Dr. CaBot not only reached the correct diagnosis but presented its reasoning through both written analysis and a narrated 5-minute slide presentation, matching the format human experts use when presenting at CPC conferences.

Not Ready for Your Hospital Yet

Importantly, Dr. CaBot is not yet deployed clinically. The system is designed for medical education and research, not for diagnosing real patients in hospitals—yet. The Harvard team is currently:

  • Demonstrating the system at Boston-area hospitals to gather expert feedback
  • Refining capabilities in weaker areas like image interpretation
  • Planning broader research applications

The Dataset They’re Releasing: CPC-Bench

In a move that could accelerate AI development across the entire medical field, the researchers are publicly releasing both Dr. CaBot and CPC-Bench—the massive physician-validated benchmark dataset spanning 102 years of medical cases and image challenges.

This is enormous. Medical AI researchers worldwide can now benchmark their systems against the same rigorous standards used in this Harvard study, enabling transparent comparison of progress.
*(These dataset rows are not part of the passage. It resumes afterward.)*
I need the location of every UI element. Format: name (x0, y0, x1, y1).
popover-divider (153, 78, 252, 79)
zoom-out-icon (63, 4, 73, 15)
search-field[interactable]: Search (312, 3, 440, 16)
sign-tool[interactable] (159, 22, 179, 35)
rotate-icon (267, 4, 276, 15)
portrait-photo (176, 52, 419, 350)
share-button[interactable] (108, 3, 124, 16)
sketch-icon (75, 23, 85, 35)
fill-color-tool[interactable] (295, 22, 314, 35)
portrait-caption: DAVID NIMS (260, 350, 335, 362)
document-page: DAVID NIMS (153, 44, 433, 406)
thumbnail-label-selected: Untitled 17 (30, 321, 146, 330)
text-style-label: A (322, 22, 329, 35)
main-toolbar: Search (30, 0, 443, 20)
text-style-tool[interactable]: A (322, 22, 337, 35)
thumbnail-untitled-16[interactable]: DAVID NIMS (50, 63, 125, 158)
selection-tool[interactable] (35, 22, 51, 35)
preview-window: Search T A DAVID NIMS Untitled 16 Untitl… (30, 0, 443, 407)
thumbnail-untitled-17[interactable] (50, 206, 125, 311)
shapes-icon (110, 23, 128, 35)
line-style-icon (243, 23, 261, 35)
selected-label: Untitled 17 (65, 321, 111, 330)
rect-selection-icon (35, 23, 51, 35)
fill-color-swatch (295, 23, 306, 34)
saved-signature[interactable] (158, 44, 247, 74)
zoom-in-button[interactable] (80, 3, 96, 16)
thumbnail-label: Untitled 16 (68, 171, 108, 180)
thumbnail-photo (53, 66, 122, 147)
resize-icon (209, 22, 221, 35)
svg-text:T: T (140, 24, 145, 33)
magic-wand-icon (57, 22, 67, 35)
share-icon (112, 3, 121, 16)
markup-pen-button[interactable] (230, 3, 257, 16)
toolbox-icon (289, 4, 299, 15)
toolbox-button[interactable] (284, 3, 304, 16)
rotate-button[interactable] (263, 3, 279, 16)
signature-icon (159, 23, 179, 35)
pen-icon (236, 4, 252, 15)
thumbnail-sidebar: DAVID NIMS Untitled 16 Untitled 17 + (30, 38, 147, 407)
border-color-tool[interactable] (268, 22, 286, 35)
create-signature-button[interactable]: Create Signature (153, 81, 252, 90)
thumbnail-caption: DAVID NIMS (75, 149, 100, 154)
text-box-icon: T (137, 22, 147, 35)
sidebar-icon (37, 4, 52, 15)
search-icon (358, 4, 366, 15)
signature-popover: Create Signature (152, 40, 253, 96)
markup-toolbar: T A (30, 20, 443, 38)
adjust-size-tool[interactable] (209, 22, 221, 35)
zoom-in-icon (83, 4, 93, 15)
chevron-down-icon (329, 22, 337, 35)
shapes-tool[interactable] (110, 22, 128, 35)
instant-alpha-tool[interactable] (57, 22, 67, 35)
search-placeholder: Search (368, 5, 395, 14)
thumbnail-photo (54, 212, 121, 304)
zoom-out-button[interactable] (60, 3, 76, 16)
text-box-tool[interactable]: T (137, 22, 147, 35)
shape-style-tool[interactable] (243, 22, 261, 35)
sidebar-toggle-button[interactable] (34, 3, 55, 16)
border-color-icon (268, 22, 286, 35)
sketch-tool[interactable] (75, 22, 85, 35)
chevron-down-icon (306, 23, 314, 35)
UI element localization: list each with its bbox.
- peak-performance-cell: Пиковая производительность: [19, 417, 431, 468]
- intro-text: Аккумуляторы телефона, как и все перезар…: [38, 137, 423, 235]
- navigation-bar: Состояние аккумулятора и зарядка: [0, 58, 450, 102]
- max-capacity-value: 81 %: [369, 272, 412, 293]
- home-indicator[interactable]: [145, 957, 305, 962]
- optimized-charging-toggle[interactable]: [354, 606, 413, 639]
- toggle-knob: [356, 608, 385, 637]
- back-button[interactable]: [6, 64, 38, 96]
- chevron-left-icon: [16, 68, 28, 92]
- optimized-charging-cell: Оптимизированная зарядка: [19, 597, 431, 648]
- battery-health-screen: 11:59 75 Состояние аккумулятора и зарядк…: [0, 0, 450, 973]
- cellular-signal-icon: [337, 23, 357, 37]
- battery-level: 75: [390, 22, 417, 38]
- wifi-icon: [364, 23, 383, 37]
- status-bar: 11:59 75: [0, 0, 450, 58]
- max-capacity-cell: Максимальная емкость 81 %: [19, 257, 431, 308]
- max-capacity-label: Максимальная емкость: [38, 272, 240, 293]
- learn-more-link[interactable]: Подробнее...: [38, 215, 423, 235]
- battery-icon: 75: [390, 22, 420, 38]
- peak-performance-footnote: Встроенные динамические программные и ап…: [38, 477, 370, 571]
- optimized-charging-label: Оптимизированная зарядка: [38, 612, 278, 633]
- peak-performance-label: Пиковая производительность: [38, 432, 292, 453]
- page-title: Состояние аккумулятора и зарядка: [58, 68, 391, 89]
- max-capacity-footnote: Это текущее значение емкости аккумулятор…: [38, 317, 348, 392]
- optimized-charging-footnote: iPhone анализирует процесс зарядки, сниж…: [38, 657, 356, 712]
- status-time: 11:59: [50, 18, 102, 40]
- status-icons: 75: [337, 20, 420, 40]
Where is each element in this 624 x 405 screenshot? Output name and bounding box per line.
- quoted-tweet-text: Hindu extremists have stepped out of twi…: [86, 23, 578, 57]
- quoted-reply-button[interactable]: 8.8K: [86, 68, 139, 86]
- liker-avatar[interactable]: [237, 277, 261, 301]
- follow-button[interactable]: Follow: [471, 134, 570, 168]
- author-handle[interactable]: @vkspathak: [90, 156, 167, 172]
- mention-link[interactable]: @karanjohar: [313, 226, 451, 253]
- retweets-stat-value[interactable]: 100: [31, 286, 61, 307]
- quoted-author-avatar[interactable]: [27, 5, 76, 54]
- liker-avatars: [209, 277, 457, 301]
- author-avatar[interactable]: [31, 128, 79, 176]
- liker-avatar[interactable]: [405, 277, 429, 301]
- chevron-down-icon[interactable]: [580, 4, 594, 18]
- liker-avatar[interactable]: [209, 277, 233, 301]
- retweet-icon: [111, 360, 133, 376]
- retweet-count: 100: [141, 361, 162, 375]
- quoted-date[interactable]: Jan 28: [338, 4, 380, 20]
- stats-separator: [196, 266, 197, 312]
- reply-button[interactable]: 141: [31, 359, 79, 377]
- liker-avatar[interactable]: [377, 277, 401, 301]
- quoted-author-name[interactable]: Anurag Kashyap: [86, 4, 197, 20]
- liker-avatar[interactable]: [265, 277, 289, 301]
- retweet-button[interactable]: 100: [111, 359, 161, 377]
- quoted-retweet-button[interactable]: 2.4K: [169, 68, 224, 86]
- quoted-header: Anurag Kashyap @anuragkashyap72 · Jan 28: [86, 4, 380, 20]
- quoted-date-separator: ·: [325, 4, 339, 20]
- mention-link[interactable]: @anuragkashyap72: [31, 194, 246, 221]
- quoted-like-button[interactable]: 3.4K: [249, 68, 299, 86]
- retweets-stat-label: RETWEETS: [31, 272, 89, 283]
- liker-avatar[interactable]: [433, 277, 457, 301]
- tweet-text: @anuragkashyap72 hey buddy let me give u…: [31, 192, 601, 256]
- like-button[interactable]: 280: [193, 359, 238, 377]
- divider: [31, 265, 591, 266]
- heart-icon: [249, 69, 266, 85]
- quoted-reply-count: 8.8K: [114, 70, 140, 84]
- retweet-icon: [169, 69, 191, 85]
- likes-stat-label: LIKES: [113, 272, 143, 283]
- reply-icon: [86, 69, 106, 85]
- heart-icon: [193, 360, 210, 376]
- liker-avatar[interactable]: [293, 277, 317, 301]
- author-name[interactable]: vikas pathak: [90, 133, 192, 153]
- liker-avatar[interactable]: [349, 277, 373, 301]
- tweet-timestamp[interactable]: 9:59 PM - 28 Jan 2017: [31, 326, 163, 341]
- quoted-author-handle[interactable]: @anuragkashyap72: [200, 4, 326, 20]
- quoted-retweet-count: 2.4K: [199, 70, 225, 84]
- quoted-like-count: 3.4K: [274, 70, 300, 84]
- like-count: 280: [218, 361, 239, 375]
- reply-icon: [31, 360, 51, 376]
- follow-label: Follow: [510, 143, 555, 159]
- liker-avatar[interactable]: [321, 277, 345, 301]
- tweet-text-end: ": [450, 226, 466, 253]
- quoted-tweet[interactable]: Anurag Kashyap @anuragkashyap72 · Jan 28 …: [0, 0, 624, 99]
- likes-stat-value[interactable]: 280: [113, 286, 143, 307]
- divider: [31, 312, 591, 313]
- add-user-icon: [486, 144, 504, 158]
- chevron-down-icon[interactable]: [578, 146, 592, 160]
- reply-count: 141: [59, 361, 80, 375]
What This Means for Medicine

For Medical Education:

  • Dr. CaBot could revolutionize how doctors are trained, providing unlimited patient cases with expert-level reasoning explanations
  • Students could learn from an AI that never gets tired, never judges mistakes, and always explains its reasoning

For Diagnostic Accuracy:

  • Physicians using AI assistance could catch diagnoses they might otherwise miss, particularly in rare disease presentations
  • The 98% accuracy in selecting the next diagnostic test means AI could optimize testing pathways and reduce healthcare costs

For Research:

  • CPC-Bench and Dr. CaBot provide the research community with standardized benchmarks for tracking AI progress
  • Researchers now have a century of validated medical cases to train and test new AI models

For Future Clinical Deployment:

  • The roadmap is clear: Improve image interpretation and literature retrieval, then pilot clinical testing
  • Within 3-5 years, AI diagnostic assistants like Dr. CaBot could be in hospital systems

The Team Behind the Breakthrough

The research was led by Arjun K. Manrai (Harvard Medical School) and Thomas A. Buckley (Harvard College/Kenneth C. Griffin School doctoral student), along with a 25-person authorship team including radiologists, pathologists, internists, and AI specialists from Harvard and external institutions. The paper lists additional NEJM CPC authors including Michael Hood, Akwi Asombang, and Elizabeth Hohmann.

The Bottom Line

Artificial intelligence has officially crossed the threshold from “interesting tool” to “genuinely outperforms human experts” in complex diagnostic reasoning. The question is no longer whether AI can diagnose diseases—it’s how quickly we can deploy it safely and ethically in clinical settings.

The publication in NEJM, backed by rigorous testing on over 7,000 historical cases and 377 contemporary cases, makes this unmistakable: AI diagnosticians are here, they’re better than doctors at differential diagnosis, and they’re about to transform medical education and practice.